Here is a link to the poem Everything has changed (except graves) by Mzi Mahola.

Mzi Mahola is a South African poet who was born and spent his early years in Lushington, near Alice, in the Eastern Cape. It’s useful to know this background information because this poem is about a time when he goes back to the place he grew up in and notices the changes there.He writes a quietly thoughtful free verse poem about his memories of the past in the town.

Mahola starts the poem with an abrupt observation, ‘I stood at the ruins/of my former school’. These two lines immediately place the audience in the context of his visit. His former school is now in ruins. Time has taken its toll. In this school, he was ‘patiently moulded’. It was here that people tried to change him to fit into what society felt was acceptable – though it was done patiently, which seems to suggest that he has some fond memories of the teachers who did the moulding. ‘Wild plants own every space now’ – so it is no longer a place of learning, but of wild things. It is hard for Mahola to see his school so ruined, and he says his soul is ‘paralyzed’.

Mahola wonders what happened to ‘the roofs / the doors and windows?”. These constructs of the building where elements that held him inside waiting, as he looked out the window, for the moment he was free to race through the door to the outside world. He then asks a more soul-searching question, ‘Can these dumb lonely walls / still recognise me?’ He personifies the walls as if they can empathise with him.

The line ‘Everything has changed;’ gives the reader a chance to move back into the present where everything about the place, and no-doubt himself, has changed. He remembers a particularly shameful moment of his past when he ‘pummelled a schoolmate almost to pulp’ in the ‘corner of the playground’. The poet uses alliteration in these lines to repeat the ‘p’ sound which reinforces the harsh sounds of the blows of the beating.
This area is now ‘scarfed with wattle’. In this metaphor, the wattle – a type of tree – is compared to a scarf that someone might wind around their neck, perhaps even in strangling manner. The area where he behaved so badly is now strangled in wattle – hiding how ashamed he is of his youthful behaviour.

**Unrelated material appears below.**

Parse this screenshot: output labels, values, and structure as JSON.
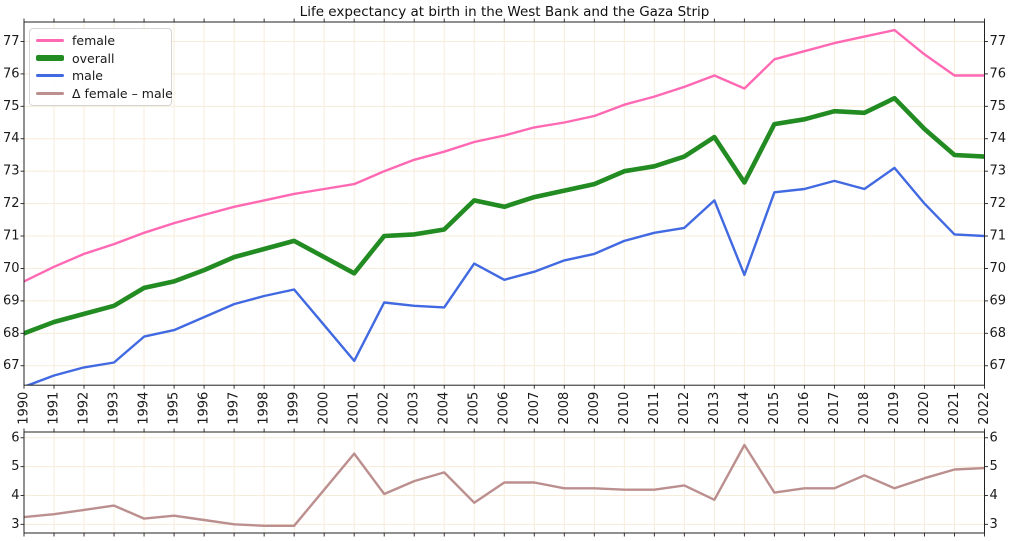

The poet now moves away from the school to a ‘renovated Church’. The capital ‘C’ for church shows how important this building and religion was/is to the town. It hasn’t fallen into ruins like the school, but it has been renovated – changed and updated. Extra information is provided in the brackets, ‘(a Dutch Reformed formerly, / now Methodist)’. This, in part, explains the renovation – and again reminds us of change. The denomination of the church has moved away from the Afrikaans churches that dominated the rural landscape in the past to a Methodist church.

The ‘mute little cemetery’ is personified as mute (silent) and it seems to embrace the church. It certainly surrounds the church in the silence of those who have died in the past. The poet offers some extra information in brackets, ‘(the dividing fence has vanished)’. The fence that divided the graveyard from the surroundings has disappeared. Is this also an allusion to the divides of apartheid having been removed? That the fence that made this a whites-only space are now gone? (It’s important to remember that poetry is not ‘science’, and that as readers we sometimes interpret things differently from what the poet may have intended…)

The cemetery, like the schoolyard, is also now covered in vegetation, ‘though growth strangles it to near extinction;’. Again, the reader is confronted with this idea of the past being steadily strangled, and perhaps of growth – and change – being negative as well as positive.

The poet goes onto confront the past more directly when he reflects on the ‘cold names of the departed whites’. Of course, the names of the white people who have died are inscribed on the ‘headstones’ but the poet may also be commenting on the white people who were ‘cold’ in the way they treated black people. After the end of apartheid many of them left the community to which they had made ‘monumental contributions’. Notice the alliteration of the ‘c’ letters in these lines. This hard sound could reflect the cutting and cold nature of the white people who lived in the town. ‘Monumental’ means enormous. Perhaps, just as headstones in the cemetery are large, so was the negative impact that apartheid had on the black people in the town. The only reason ‘whites come here’ is ‘to clean and put flower/on their family graves’.

Mahola writes that ‘a voice whispers next to me’. But unlike in the old days, he is not familiar with locals, and the person is a stranger in this place where so much has changed.